For higher-level systems programming (ie not bare metal) I think the approach taken by the Rust language is interesting. Mutable data structures are thread-local and are GCed (GC happens independently per thread). Immutable data structures can be passed between threads, are reference counted and support RAII.

https://github.com/graydon/rust/wiki/Language-FAQ

revetkn|15 years ago

This is my problem with GC. I like simplicity. Simplicity tends to perform well, and being simple also means it has little space for problems

If your use case is teaching how to implement a garbage collector vs. a refcounting system, it is certainly much simpler to implement refcounting. If you are a systems programmer/writing a VM or compiler and do your work at a bare-metal level, then manual memory management/refcounting is probably your best choice.

For everyone else (let's guess over 90% of the programming population), using high-level GC'd languages is significantly simpler and more productive.

barrkel|15 years ago

Implementing a stop-the-world, 2-space copying GC, provided you have complete stack, register and type layout data, is trivial. Implementing reference counting is much less so, especially in the presence of threads. Many simple scenarios turn into problems of lock-free programming proportions - and that's just for verifying that memory safety is present, not that the user hasn't introduced bugs with their own threading cock-ups.

(Delphi uses reference counting for interfaces, strings and dynamic arrays, and I am aware of race bugs in strings in particular (which are copy on write); these bugs are hard to fix without murdering performance, yet in practice they are very rare on x86 memory model hardware. So they stay.)

stonemetal|15 years ago

Nothing in the definition of Garbage Collection says it must be a separate post processing step. Therefore reference counting is in fact a garbage collection mechanism.

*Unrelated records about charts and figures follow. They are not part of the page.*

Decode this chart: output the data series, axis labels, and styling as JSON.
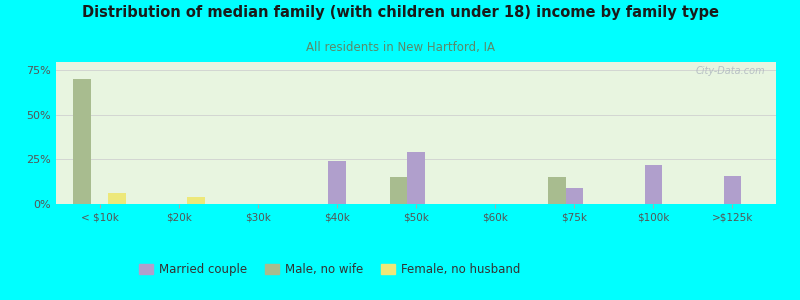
{
  "title": "Distribution of median family (with children under 18) income by family type",
  "subtitle": "All residents in New Hartford, IA",
  "categories": [
    "< $10k",
    "$20k",
    "$30k",
    "$40k",
    "$50k",
    "$60k",
    "$75k",
    "$100k",
    ">$125k"
  ],
  "married_couple": [
    0,
    0,
    0,
    24,
    29,
    0,
    9,
    22,
    16
  ],
  "male_no_wife": [
    70,
    0,
    0,
    0,
    15,
    0,
    15,
    0,
    0
  ],
  "female_no_husband": [
    6,
    4,
    0,
    0,
    0,
    0,
    0,
    0,
    0
  ],
  "married_color": "#b09fcc",
  "male_color": "#a8bc8f",
  "female_color": "#ede87a",
  "bg_color": "#00ffff",
  "title_color": "#1a1a1a",
  "subtitle_color": "#5a8a6a",
  "axis_color": "#555555",
  "grid_color": "#d0d0d0",
  "yticks": [
    0,
    25,
    50,
    75
  ],
  "ylim": [
    0,
    80
  ],
  "bar_width": 0.22,
  "watermark": "City-Data.com",
  "legend_labels": [
    "Married couple",
    "Male, no wife",
    "Female, no husband"
  ]
}
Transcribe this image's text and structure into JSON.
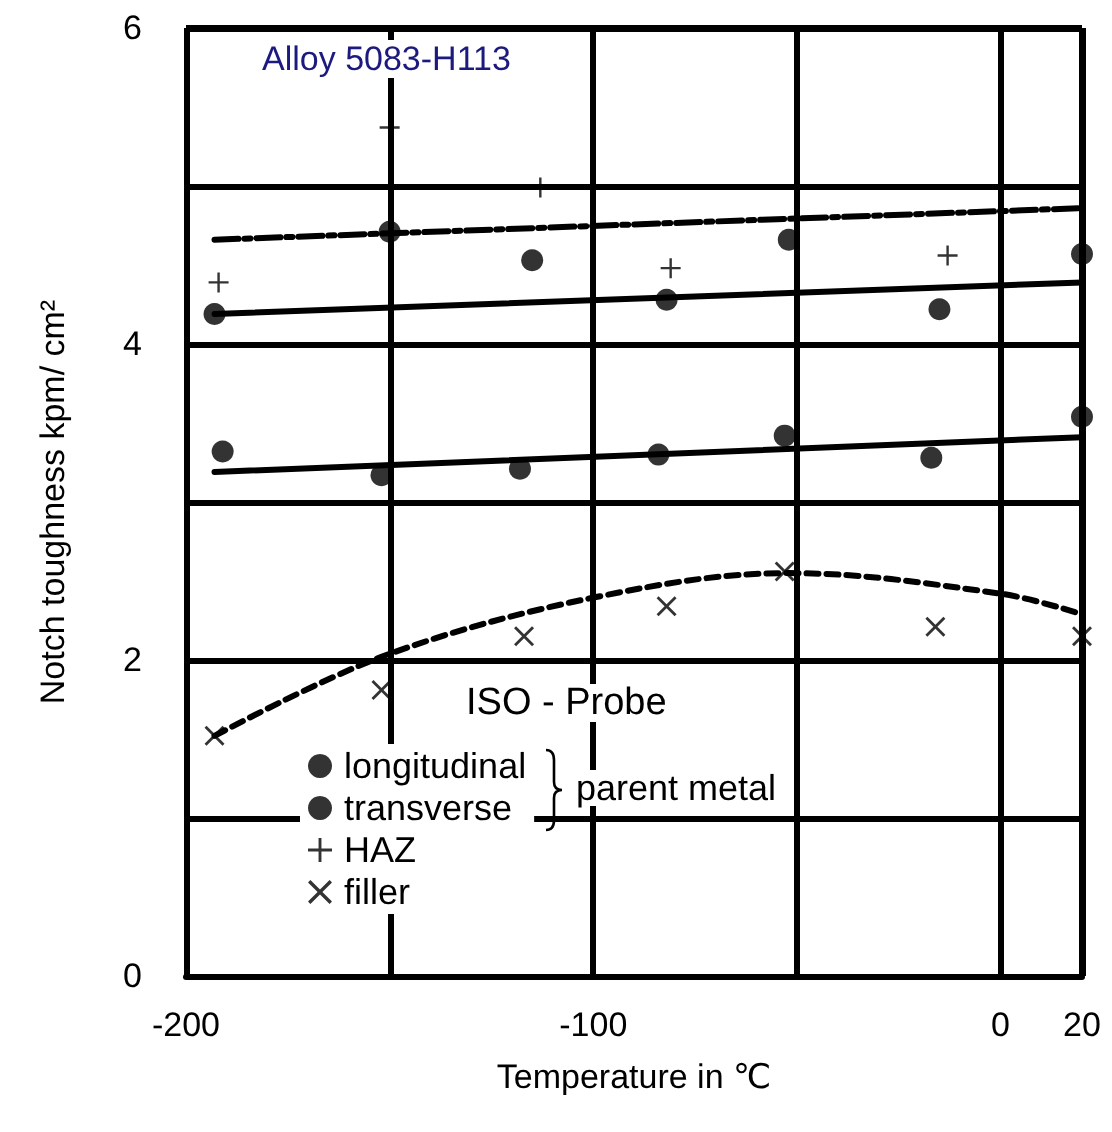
{
  "chart_data": {
    "type": "scatter",
    "xlabel": "Temperature in ℃",
    "ylabel": "Notch toughness kpm/ cm²",
    "legend_title": "ISO - Probe",
    "annotations": [
      "Alloy 5083-H113",
      "parent metal"
    ],
    "xlim": [
      -200,
      20
    ],
    "xticks": [
      -200,
      {
        "value": -150,
        "label": null
      },
      -100,
      {
        "value": -50,
        "label": null
      },
      0,
      20
    ],
    "ylim": [
      0,
      6
    ],
    "yticks": [
      0,
      {
        "value": 1,
        "label": null
      },
      2,
      {
        "value": 3,
        "label": null
      },
      4,
      {
        "value": 5,
        "label": null
      },
      6
    ],
    "grid": true,
    "legend": "bottom left",
    "series": [
      {
        "name": "longitudinal",
        "marker": "circle",
        "color": "#000000",
        "x": [
          -193,
          -150,
          -115,
          -82,
          -52,
          -15,
          20
        ],
        "values": [
          4.19,
          4.71,
          4.53,
          4.28,
          4.66,
          4.22,
          4.57
        ]
      },
      {
        "name": "transverse",
        "marker": "circle",
        "color": "#000000",
        "x": [
          -191,
          -152,
          -118,
          -84,
          -53,
          -17,
          20
        ],
        "values": [
          3.32,
          3.17,
          3.21,
          3.3,
          3.42,
          3.28,
          3.54
        ]
      },
      {
        "name": "HAZ",
        "marker": "cross",
        "color": "#000000",
        "x": [
          -192,
          -150,
          -113,
          -81,
          -13
        ],
        "values": [
          4.39,
          5.37,
          4.99,
          4.48,
          4.56
        ]
      },
      {
        "name": "filler",
        "marker": "x",
        "color": "#000000",
        "x": [
          -193,
          -152,
          -117,
          -82,
          -53,
          -16,
          20
        ],
        "values": [
          1.52,
          1.81,
          2.15,
          2.34,
          2.56,
          2.21,
          2.15
        ]
      },
      {
        "type": "line",
        "line_style": "solid",
        "color": "#000000",
        "x": [
          -193,
          20
        ],
        "values": [
          4.19,
          4.39
        ]
      },
      {
        "type": "line",
        "line_style": "dashdot",
        "color": "#000000",
        "x": [
          -193,
          20
        ],
        "values": [
          4.66,
          4.86
        ]
      },
      {
        "type": "line",
        "line_style": "solid",
        "color": "#000000",
        "x": [
          -193,
          20
        ],
        "values": [
          3.19,
          3.41
        ]
      },
      {
        "type": "line",
        "line_style": "dashed",
        "color": "#000000",
        "x": [
          -193,
          -151,
          -99,
          -52,
          0,
          20
        ],
        "values": [
          1.52,
          2.03,
          2.4,
          2.55,
          2.42,
          2.29
        ]
      }
    ]
  }
}
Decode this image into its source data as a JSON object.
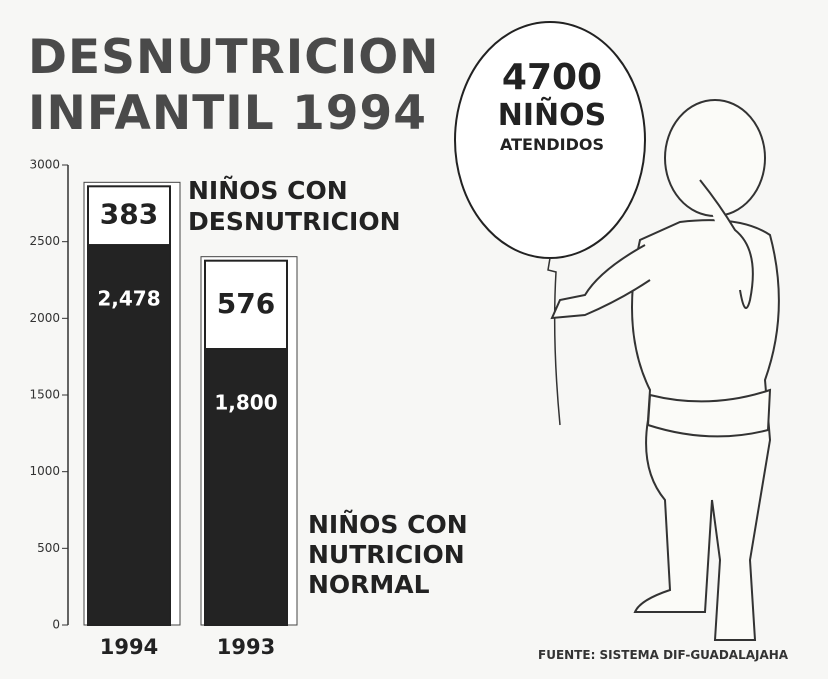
{
  "chart_data": {
    "type": "stacked-bar",
    "title": "DESNUTRICION INFANTIL 1994",
    "categories": [
      "1994",
      "1993"
    ],
    "series": [
      {
        "name": "NIÑOS CON NUTRICION NORMAL",
        "color": "#232323",
        "values": [
          2478,
          1800
        ],
        "value_labels": [
          "2,478",
          "1,800"
        ]
      },
      {
        "name": "NIÑOS CON DESNUTRICION",
        "color": "#ffffff",
        "values": [
          383,
          576
        ]
      }
    ],
    "ylim": [
      0,
      3000
    ],
    "yticks": [
      0,
      500,
      1000,
      1500,
      2000,
      2500,
      3000
    ],
    "annotation": [
      "4700",
      "NIÑOS",
      "ATENDIDOS"
    ],
    "source": "FUENTE: SISTEMA DIF-GUADALAJAHA"
  }
}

Just because it is an eager algorithm rather than the usual lazy one doesn't change what it does, collect garbage in the system.

marshray|15 years ago

Nothing in the definition of Garbage Collection says it must be a separate post processing step.

My impression (based on reading up on the state-of-the-art some years ago) was that an actual concurrent-with-normal-execution GC needed to resort to putting a write barrier in front of the useful thread of execution much of the time. This would cause a noticeable perf hit.

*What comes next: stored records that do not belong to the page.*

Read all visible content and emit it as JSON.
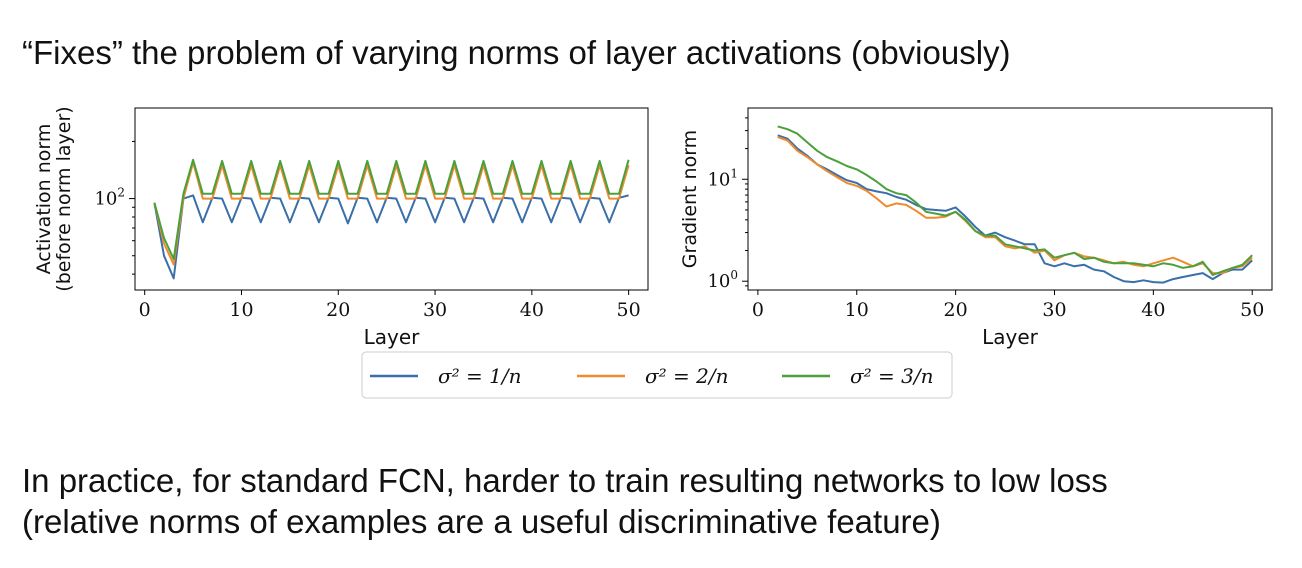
{
  "slide": {
    "title": "“Fixes” the problem of varying norms of layer activations (obviously)",
    "body_lines": [
      "In practice, for standard FCN, harder to train resulting networks to low loss",
      "(relative norms of examples are a useful discriminative feature)"
    ]
  },
  "colors": {
    "blue": "#3a6fa8",
    "orange": "#ef8a2e",
    "green": "#4aa03c",
    "axis": "#000000"
  },
  "chart_data": [
    {
      "type": "line",
      "xlabel": "Layer",
      "ylabel": [
        "Activation norm",
        "(before norm layer)"
      ],
      "y_scale": "log",
      "xlim": [
        -1,
        52
      ],
      "ylim": [
        33,
        300
      ],
      "x_ticks": [
        0,
        10,
        20,
        30,
        40,
        50
      ],
      "y_tick_labels": [
        {
          "value": 100,
          "base": "10",
          "exp": "2"
        }
      ],
      "y_minor_ticks": [
        40,
        50,
        60,
        70,
        80,
        90,
        200
      ],
      "x": [
        1,
        2,
        3,
        4,
        5,
        6,
        7,
        8,
        9,
        10,
        11,
        12,
        13,
        14,
        15,
        16,
        17,
        18,
        19,
        20,
        21,
        22,
        23,
        24,
        25,
        26,
        27,
        28,
        29,
        30,
        31,
        32,
        33,
        34,
        35,
        36,
        37,
        38,
        39,
        40,
        41,
        42,
        43,
        44,
        45,
        46,
        47,
        48,
        49,
        50
      ],
      "series": [
        {
          "name": "σ² = 1/n",
          "color": "#3a6fa8",
          "values": [
            95,
            50,
            38,
            100,
            104,
            75,
            101,
            100,
            75,
            101,
            100,
            75,
            101,
            100,
            75,
            101,
            100,
            75,
            101,
            100,
            74,
            101,
            100,
            75,
            101,
            100,
            75,
            101,
            100,
            75,
            101,
            100,
            75,
            101,
            100,
            75,
            101,
            100,
            75,
            101,
            100,
            75,
            101,
            100,
            75,
            101,
            100,
            75,
            101,
            104
          ]
        },
        {
          "name": "σ² = 2/n",
          "color": "#ef8a2e",
          "values": [
            95,
            58,
            45,
            100,
            155,
            100,
            100,
            150,
            100,
            100,
            150,
            100,
            100,
            150,
            100,
            100,
            150,
            100,
            100,
            150,
            100,
            100,
            150,
            100,
            100,
            150,
            100,
            100,
            150,
            100,
            100,
            150,
            100,
            100,
            150,
            100,
            100,
            150,
            100,
            100,
            150,
            100,
            100,
            150,
            100,
            100,
            150,
            100,
            100,
            150
          ]
        },
        {
          "name": "σ² = 3/n",
          "color": "#4aa03c",
          "values": [
            95,
            62,
            48,
            106,
            160,
            106,
            106,
            158,
            106,
            106,
            158,
            106,
            106,
            158,
            106,
            106,
            158,
            106,
            106,
            158,
            106,
            106,
            158,
            106,
            106,
            158,
            106,
            106,
            158,
            106,
            106,
            158,
            106,
            106,
            158,
            106,
            106,
            158,
            106,
            106,
            158,
            106,
            106,
            158,
            106,
            106,
            158,
            106,
            106,
            160
          ]
        }
      ]
    },
    {
      "type": "line",
      "xlabel": "Layer",
      "ylabel": [
        "Gradient norm"
      ],
      "y_scale": "log",
      "xlim": [
        -1,
        52
      ],
      "ylim": [
        0.82,
        50
      ],
      "x_ticks": [
        0,
        10,
        20,
        30,
        40,
        50
      ],
      "y_tick_labels": [
        {
          "value": 1,
          "base": "10",
          "exp": "0"
        },
        {
          "value": 10,
          "base": "10",
          "exp": "1"
        }
      ],
      "y_minor_ticks": [
        0.9,
        2,
        3,
        4,
        5,
        6,
        7,
        8,
        9,
        20,
        30,
        40
      ],
      "x": [
        2,
        3,
        4,
        5,
        6,
        7,
        8,
        9,
        10,
        11,
        12,
        13,
        14,
        15,
        16,
        17,
        18,
        19,
        20,
        21,
        22,
        23,
        24,
        25,
        26,
        27,
        28,
        29,
        30,
        31,
        32,
        33,
        34,
        35,
        36,
        37,
        38,
        39,
        40,
        41,
        42,
        43,
        44,
        45,
        46,
        47,
        48,
        49,
        50
      ],
      "series": [
        {
          "name": "σ² = 1/n",
          "color": "#3a6fa8",
          "values": [
            27,
            25,
            20,
            17,
            14,
            12.5,
            11,
            9.8,
            9.2,
            8,
            7.6,
            7.3,
            6.7,
            6.3,
            5.6,
            5.1,
            5,
            4.9,
            5.3,
            4.3,
            3.4,
            2.8,
            3,
            2.7,
            2.5,
            2.3,
            2.3,
            1.5,
            1.4,
            1.5,
            1.4,
            1.45,
            1.3,
            1.25,
            1.1,
            1,
            0.98,
            1.02,
            0.98,
            0.97,
            1.05,
            1.1,
            1.15,
            1.2,
            1.05,
            1.2,
            1.3,
            1.3,
            1.6
          ]
        },
        {
          "name": "σ² = 2/n",
          "color": "#ef8a2e",
          "values": [
            26,
            24,
            19,
            16.5,
            14,
            12,
            10.5,
            9.2,
            8.6,
            7.7,
            6.5,
            5.4,
            5.8,
            5.6,
            4.9,
            4.2,
            4.2,
            4.3,
            4.8,
            3.9,
            3.1,
            2.7,
            2.7,
            2.2,
            2.1,
            2.2,
            1.9,
            2,
            1.6,
            1.8,
            1.9,
            1.75,
            1.7,
            1.6,
            1.5,
            1.55,
            1.45,
            1.4,
            1.5,
            1.6,
            1.7,
            1.55,
            1.4,
            1.5,
            1.2,
            1.2,
            1.35,
            1.4,
            1.7
          ]
        },
        {
          "name": "σ² = 3/n",
          "color": "#4aa03c",
          "values": [
            33,
            31,
            28,
            23,
            19,
            16.5,
            15,
            13.5,
            12.5,
            11,
            9.5,
            8,
            7.3,
            7,
            5.9,
            4.8,
            4.6,
            4.4,
            4.8,
            4,
            3.1,
            2.8,
            2.8,
            2.3,
            2.2,
            2.1,
            2,
            2.05,
            1.7,
            1.8,
            1.9,
            1.65,
            1.7,
            1.55,
            1.5,
            1.5,
            1.5,
            1.45,
            1.4,
            1.5,
            1.45,
            1.35,
            1.4,
            1.55,
            1.15,
            1.25,
            1.35,
            1.45,
            1.8
          ]
        }
      ]
    }
  ]
}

There were architectures designed with hardware support for this kind of thing, but chips without it left them in the dust. Whether or not that is an accident of history or for a reason is an interesting discussion.

yid|15 years ago

Right, and garbage collection is just lazy memory manamgement--you go see it either way, so this whole point is rather pedantic.

gruseom|15 years ago

I like simplicity. Simplicity tends to perform well, and being simple also means it has little space for problems.

Amen.

I saw an old interview with Chuck Moore a while ago in which he said: I like simplicity and efficiency. That struck me. How often do people put those two things together? We're conditioned to think of them as a tradeoff. But if you can have both, shouldn't we be trying hard for that? Which raises another question: what do you have to give up in exchange for both simplicity and efficiency?

chc|15 years ago

It's because "simple" can be a measure of different things. C is a pretty simple and straightforward language, but it takes 10 times as much code to do anything, which could be said to be quite a bit more complex.

kainosnoema|15 years ago

In my experience, it takes an incredible amount of effort and experience to solve a complex problem with simplicity and efficiency. It's well worth it, but there's definitely a cost, and not everyone is capable of it.

caf|15 years ago

I tend to feel that the two often go together. After all, "the key to making a program fast is to make it do as little as possible".

seanx|15 years ago

> I like simplicity. Simplicity tends to perform well, and being simple also means it has little space for problems.

I like simplicity in my code, I am far less concerned about simplicity in the underlying libraries that I use.

GC makes my code simpler and more understandable. I use manual memory allocation when I absolutely need to, and GC languages when I can. In most cases, that means I use a GC language.